# Black Rock Cider Recipes



## Golani51 (12/9/10)

Hi All:

I have a can of Black Rock Cider and was told this was the brand of goo to go with. I have a bunch of real cider fermenting but thought I'd give it a go for comparison. 

Anyway, I was going to start it up last night when I saw the need to ass 1kg of sugar.. Surely there must be a much better recipe for this out there. I was told I could add 1kg each of LME and maltose (I think it was?!?). What would be your best recipe for this stuff??

I don't mind if it is a bit sweet as I am trying to corrupt the Mrs  , and she isn't an alcohol drinker (Oh the shame of it all).


Reuven


----------



## _HOME_BREW_WALLACE_ (12/9/10)

Golani51 said:


> Hi All:
> 
> I have a can of Black Rock Cider and was told this was the brand of goo to go with. I have a bunch of real cider fermenting but thought I'd give it a go for comparison.
> 
> ...



i have brewed a couple of ciders. if u want to add sweetness add 450g of lactose and andwhere up to a kg of raw sugar. the lactose is an unfermentable sweetner. if u really want to go special get some WY4766 this is a liquid cider yeast.

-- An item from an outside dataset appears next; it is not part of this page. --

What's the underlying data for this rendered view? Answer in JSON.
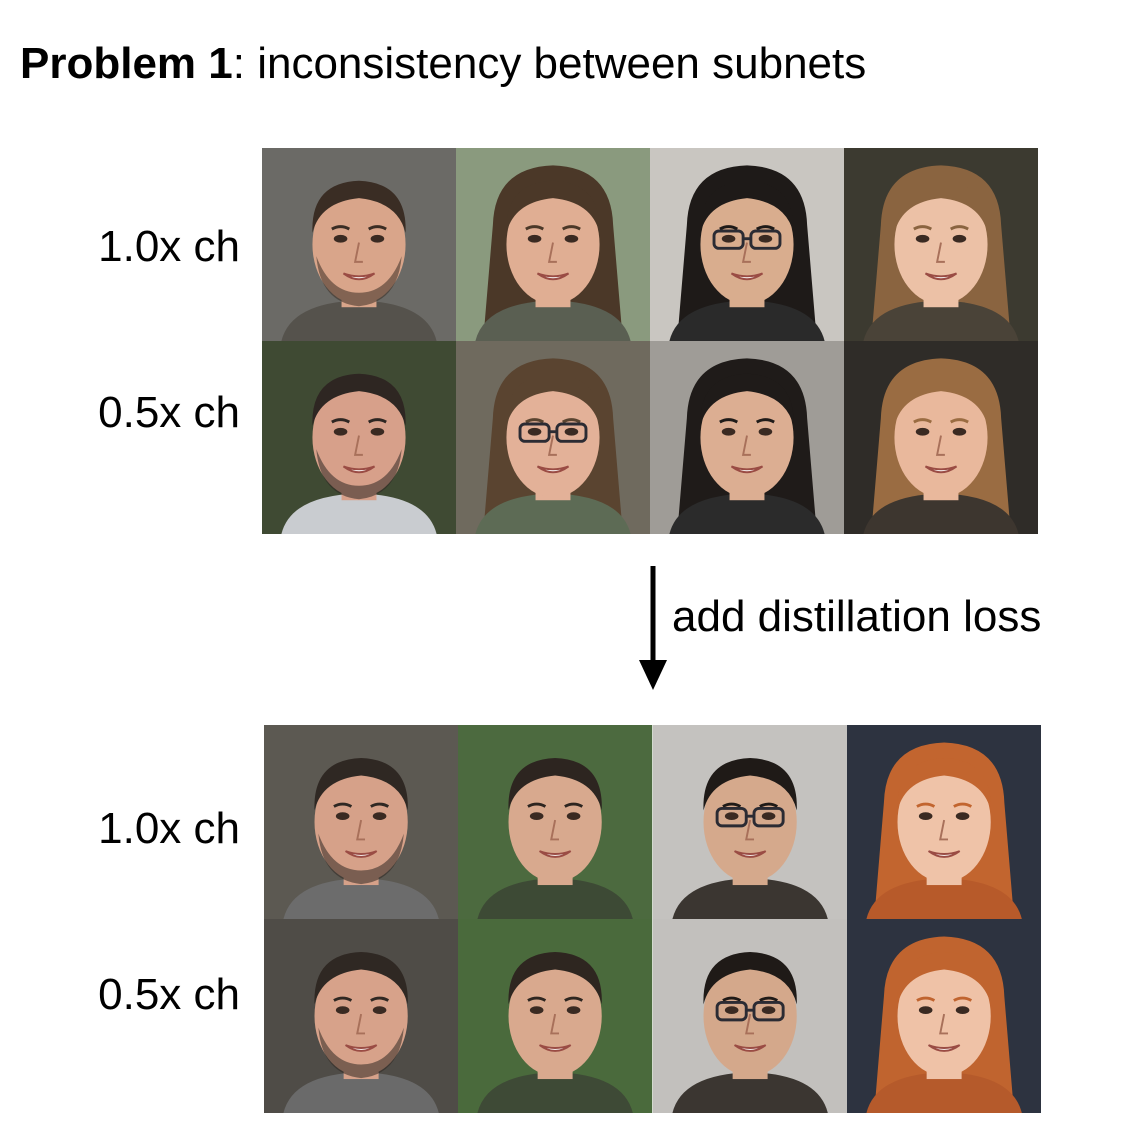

Or, add a couple of litres of pear juice and a couple of litres of apple juice aswell. (keep in mind they should be preservative free)


----------



## Brewing_Brad (12/9/10)

Golani51 said:


> I saw the need to ass 1kg of sugar..



Remind me not to get this recipe!

(Sorry, couldn't resist!)


----------



## Golani51 (13/9/10)

So much for touch typing....although depending on who's ass it is, it might be just the thing 

What effect would glucose have Ie Glucoden from coles?

R



Brewing_Brad said:


> Remind me not to get this recipe!
> 
> (Sorry, couldn't resist!)


----------



## QldKev (13/9/10)

Golani51 said:


> Hi All:
> 
> I have a can of Black Rock Cider and was told this was the brand of goo to go with. I have a bunch of real cider fermenting but thought I'd give it a go for comparison.
> 
> ...



Sugar is not as bad as it sounds in a cider. 

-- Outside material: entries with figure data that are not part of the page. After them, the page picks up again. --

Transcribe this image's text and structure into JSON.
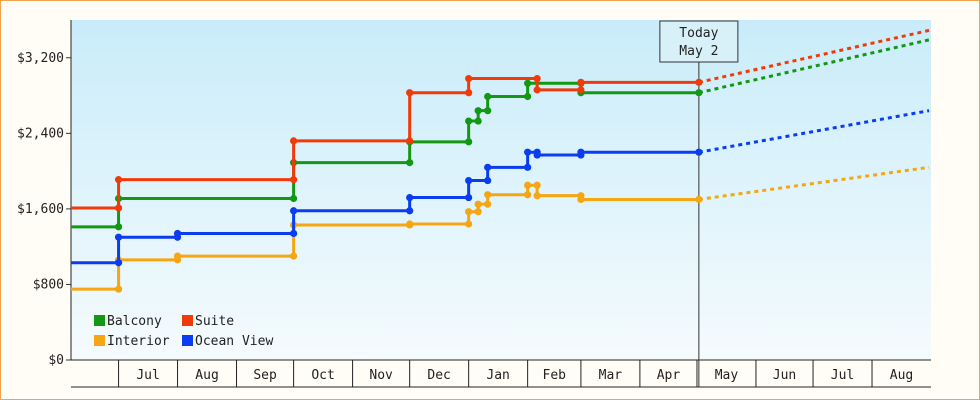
{
  "chart_data": {
    "type": "line",
    "step": true,
    "ylim": [
      0,
      3600
    ],
    "yticks": [
      0,
      800,
      1600,
      2400,
      3200
    ],
    "ytick_labels": [
      "$0",
      "$800",
      "$1,600",
      "$2,400",
      "$3,200"
    ],
    "x_domain": [
      "2024-06-06",
      "2025-08-31"
    ],
    "months": [
      {
        "label": "",
        "start": "2024-06-06",
        "end": "2024-06-30"
      },
      {
        "label": "Jul",
        "start": "2024-07-01",
        "end": "2024-07-31"
      },
      {
        "label": "Aug",
        "start": "2024-08-01",
        "end": "2024-08-31"
      },
      {
        "label": "Sep",
        "start": "2024-09-01",
        "end": "2024-09-30"
      },
      {
        "label": "Oct",
        "start": "2024-10-01",
        "end": "2024-10-31"
      },
      {
        "label": "Nov",
        "start": "2024-11-01",
        "end": "2024-11-30"
      },
      {
        "label": "Dec",
        "start": "2024-12-01",
        "end": "2024-12-31"
      },
      {
        "label": "Jan",
        "start": "2025-01-01",
        "end": "2025-01-31"
      },
      {
        "label": "Feb",
        "start": "2025-02-01",
        "end": "2025-02-28"
      },
      {
        "label": "Mar",
        "start": "2025-03-01",
        "end": "2025-03-31"
      },
      {
        "label": "Apr",
        "start": "2025-04-01",
        "end": "2025-04-30"
      },
      {
        "label": "May",
        "start": "2025-05-01",
        "end": "2025-05-31"
      },
      {
        "label": "Jun",
        "start": "2025-06-01",
        "end": "2025-06-30"
      },
      {
        "label": "Jul",
        "start": "2025-07-01",
        "end": "2025-07-31"
      },
      {
        "label": "Aug",
        "start": "2025-08-01",
        "end": "2025-08-31"
      }
    ],
    "today": {
      "line1": "Today",
      "line2": "May 2",
      "date": "2025-05-02"
    },
    "legend_position": "bottom-left",
    "series": [
      {
        "name": "Balcony",
        "color": "#129812",
        "points": [
          [
            "2024-06-06",
            1410
          ],
          [
            "2024-07-01",
            1410
          ],
          [
            "2024-07-01",
            1710
          ],
          [
            "2024-10-01",
            1710
          ],
          [
            "2024-10-01",
            2090
          ],
          [
            "2024-12-01",
            2090
          ],
          [
            "2024-12-01",
            2310
          ],
          [
            "2025-01-01",
            2310
          ],
          [
            "2025-01-01",
            2530
          ],
          [
            "2025-01-06",
            2530
          ],
          [
            "2025-01-06",
            2640
          ],
          [
            "2025-01-11",
            2640
          ],
          [
            "2025-01-11",
            2790
          ],
          [
            "2025-02-01",
            2790
          ],
          [
            "2025-02-01",
            2930
          ],
          [
            "2025-03-01",
            2930
          ],
          [
            "2025-03-01",
            2830
          ],
          [
            "2025-05-02",
            2830
          ]
        ],
        "forecast": [
          [
            "2025-05-02",
            2830
          ],
          [
            "2025-08-31",
            3390
          ]
        ]
      },
      {
        "name": "Suite",
        "color": "#f03a0a",
        "points": [
          [
            "2024-06-06",
            1610
          ],
          [
            "2024-07-01",
            1610
          ],
          [
            "2024-07-01",
            1910
          ],
          [
            "2024-10-01",
            1910
          ],
          [
            "2024-10-01",
            2320
          ],
          [
            "2024-12-01",
            2320
          ],
          [
            "2024-12-01",
            2830
          ],
          [
            "2025-01-01",
            2830
          ],
          [
            "2025-01-01",
            2980
          ],
          [
            "2025-02-06",
            2980
          ],
          [
            "2025-02-06",
            2860
          ],
          [
            "2025-03-01",
            2860
          ],
          [
            "2025-03-01",
            2940
          ],
          [
            "2025-05-02",
            2940
          ]
        ],
        "forecast": [
          [
            "2025-05-02",
            2940
          ],
          [
            "2025-08-31",
            3490
          ]
        ]
      },
      {
        "name": "Interior",
        "color": "#f5a612",
        "points": [
          [
            "2024-06-06",
            750
          ],
          [
            "2024-07-01",
            750
          ],
          [
            "2024-07-01",
            1060
          ],
          [
            "2024-08-01",
            1060
          ],
          [
            "2024-08-01",
            1100
          ],
          [
            "2024-10-01",
            1100
          ],
          [
            "2024-10-01",
            1430
          ],
          [
            "2024-12-01",
            1430
          ],
          [
            "2024-12-01",
            1440
          ],
          [
            "2025-01-01",
            1440
          ],
          [
            "2025-01-01",
            1570
          ],
          [
            "2025-01-06",
            1570
          ],
          [
            "2025-01-06",
            1650
          ],
          [
            "2025-01-11",
            1650
          ],
          [
            "2025-01-11",
            1750
          ],
          [
            "2025-02-01",
            1750
          ],
          [
            "2025-02-01",
            1850
          ],
          [
            "2025-02-06",
            1850
          ],
          [
            "2025-02-06",
            1740
          ],
          [
            "2025-03-01",
            1740
          ],
          [
            "2025-03-01",
            1700
          ],
          [
            "2025-05-02",
            1700
          ]
        ],
        "forecast": [
          [
            "2025-05-02",
            1700
          ],
          [
            "2025-08-31",
            2040
          ]
        ]
      },
      {
        "name": "Ocean View",
        "color": "#0a3cf0",
        "points": [
          [
            "2024-06-06",
            1030
          ],
          [
            "2024-07-01",
            1030
          ],
          [
            "2024-07-01",
            1300
          ],
          [
            "2024-08-01",
            1300
          ],
          [
            "2024-08-01",
            1340
          ],
          [
            "2024-10-01",
            1340
          ],
          [
            "2024-10-01",
            1580
          ],
          [
            "2024-12-01",
            1580
          ],
          [
            "2024-12-01",
            1720
          ],
          [
            "2025-01-01",
            1720
          ],
          [
            "2025-01-01",
            1900
          ],
          [
            "2025-01-11",
            1900
          ],
          [
            "2025-01-11",
            2040
          ],
          [
            "2025-02-01",
            2040
          ],
          [
            "2025-02-01",
            2200
          ],
          [
            "2025-02-06",
            2200
          ],
          [
            "2025-02-06",
            2170
          ],
          [
            "2025-03-01",
            2170
          ],
          [
            "2025-03-01",
            2200
          ],
          [
            "2025-05-02",
            2200
          ]
        ],
        "forecast": [
          [
            "2025-05-02",
            2200
          ],
          [
            "2025-08-31",
            2640
          ]
        ]
      }
    ],
    "legend_order": [
      "Balcony",
      "Suite",
      "Interior",
      "Ocean View"
    ]
  }
}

In beer we say it's no good as too much can give it a cidery taste; but that is something you do want in a cider.

Black Rock cider + 1kg sugar + kit yeast + ferment warm @23c 
Let it age for 1-2months and is actually a decent drop.

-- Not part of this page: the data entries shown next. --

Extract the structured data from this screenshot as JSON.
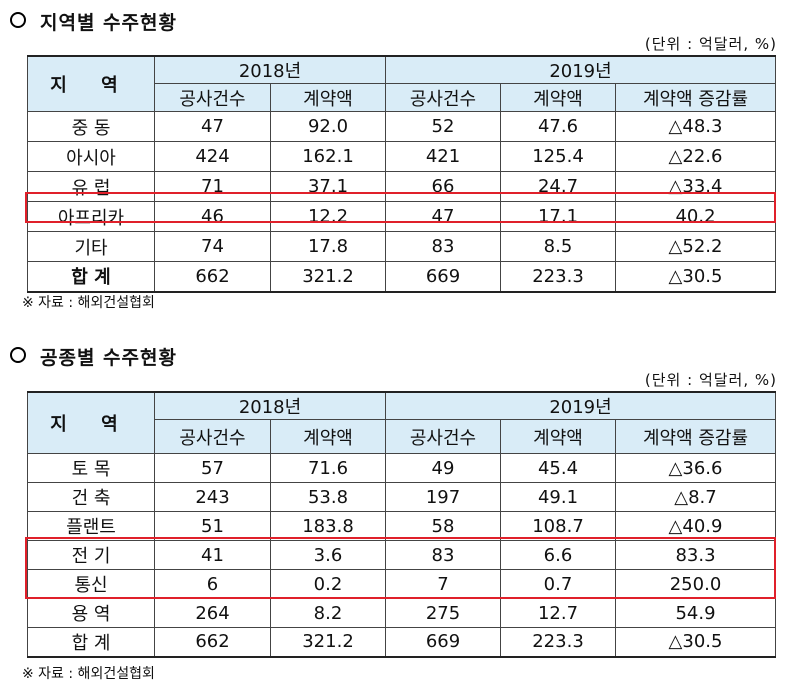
{
  "section1": {
    "title": "지역별 수주현황",
    "unit": "(단위 : 억달러, %)",
    "region_header": "지 역",
    "year1": "2018년",
    "year2": "2019년",
    "col_headers": [
      "공사건수",
      "계약액",
      "공사건수",
      "계약액",
      "계약액 증감률"
    ],
    "rows": [
      [
        "중 동",
        "47",
        "92.0",
        "52",
        "47.6",
        "△48.3"
      ],
      [
        "아시아",
        "424",
        "162.1",
        "421",
        "125.4",
        "△22.6"
      ],
      [
        "유 럽",
        "71",
        "37.1",
        "66",
        "24.7",
        "△33.4"
      ],
      [
        "아프리카",
        "46",
        "12.2",
        "47",
        "17.1",
        "40.2"
      ],
      [
        "기타",
        "74",
        "17.8",
        "83",
        "8.5",
        "△52.2"
      ],
      [
        "합 계",
        "662",
        "321.2",
        "669",
        "223.3",
        "△30.5"
      ]
    ],
    "source": "※ 자료 : 해외건설협회"
  },
  "section2": {
    "title": "공종별 수주현황",
    "unit": "(단위 : 억달러, %)",
    "region_header": "지 역",
    "year1": "2018년",
    "year2": "2019년",
    "col_headers": [
      "공사건수",
      "계약액",
      "공사건수",
      "계약액",
      "계약액 증감률"
    ],
    "rows": [
      [
        "토 목",
        "57",
        "71.6",
        "49",
        "45.4",
        "△36.6"
      ],
      [
        "건 축",
        "243",
        "53.8",
        "197",
        "49.1",
        "△8.7"
      ],
      [
        "플랜트",
        "51",
        "183.8",
        "58",
        "108.7",
        "△40.9"
      ],
      [
        "전 기",
        "41",
        "3.6",
        "83",
        "6.6",
        "83.3"
      ],
      [
        "통신",
        "6",
        "0.2",
        "7",
        "0.7",
        "250.0"
      ],
      [
        "용 역",
        "264",
        "8.2",
        "275",
        "12.7",
        "54.9"
      ],
      [
        "합 계",
        "662",
        "321.2",
        "669",
        "223.3",
        "△30.5"
      ]
    ],
    "source": "※ 자료 : 해외건설협회"
  },
  "colors": {
    "header_bg": "#d9ecf7",
    "highlight": "#e0202a"
  }
}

I've never tried to make it into a sweet cider. 

Also never have tried the ass sugar, it may make it taste like shit...


QldKev


----------



## Golani51 (14/9/10)

QldKev said:


> Sugar is not as bad as it sounds in a cider.
> 
> In beer we say it's no good as too much can give it a cidery taste; but that is something you do want in a cider.
> 
> ...



What sort of sugar goes best? I grabbed a kilo each of raw and white sugar yesterday, along with 28 litres of Aldi apple juice (making many mini batches as a secondary to try out spices, etc). Would brown sugar have any benefits over the others or is it the same? Of course, with all these comments about 'ass', maybe the brown sugar isn't the best way to go!

R


----------



## InCider (14/9/10)

Golani51 said:


> What sort of sugar goes best? I grabbed a kilo each of raw and white sugar yesterday, along with 28 litres of Aldi apple juice (making many mini batches as a secondary to try out spices, etc). Would brown sugar have any benefits over the others or is it the same? Of course, with all these comments about 'ass', maybe the brown sugar isn't the best way to go!
> 
> R



Hey Golani. I love cider! BR kits are easy and you'd be hard pressed to mess one up. It's like making chilli sauce - it always tastes like chillies.

I use sugar (raw)- for colour and flavour, and have used proper brown sugar too for the same reason.

Also worth considering in lieu of yeast smack packs mentioned previously is champagne yeast. It's as dry as can be (will benefit from lactose if your palate demands a more balanced cider) and needs a lot of fementables:

1-2kg of raw sugar
3l of preservative free apple juice

optional: 500ml of pear juice.

I will be making another one this weekend with golden syrup and apple juice to see how the GS flavours meld in with the juice. Hopefully it will be more tart!

InCider.


----------



## Golani51 (15/9/10)

Thanks for that. I have loads of juice now and will make various batches. I have some champagne yeast and will try a few of your suggetions. 

Thanks,

R




InCider said:


> Hey Golani. I love cider! BR kits are easy and you'd be hard pressed to mess one up. It's like making chilli sauce - it always tastes like chillies.
> 
> I use sugar (raw)- for colour and flavour, and have used proper brown sugar too for the same reason.
> 
> ...


----------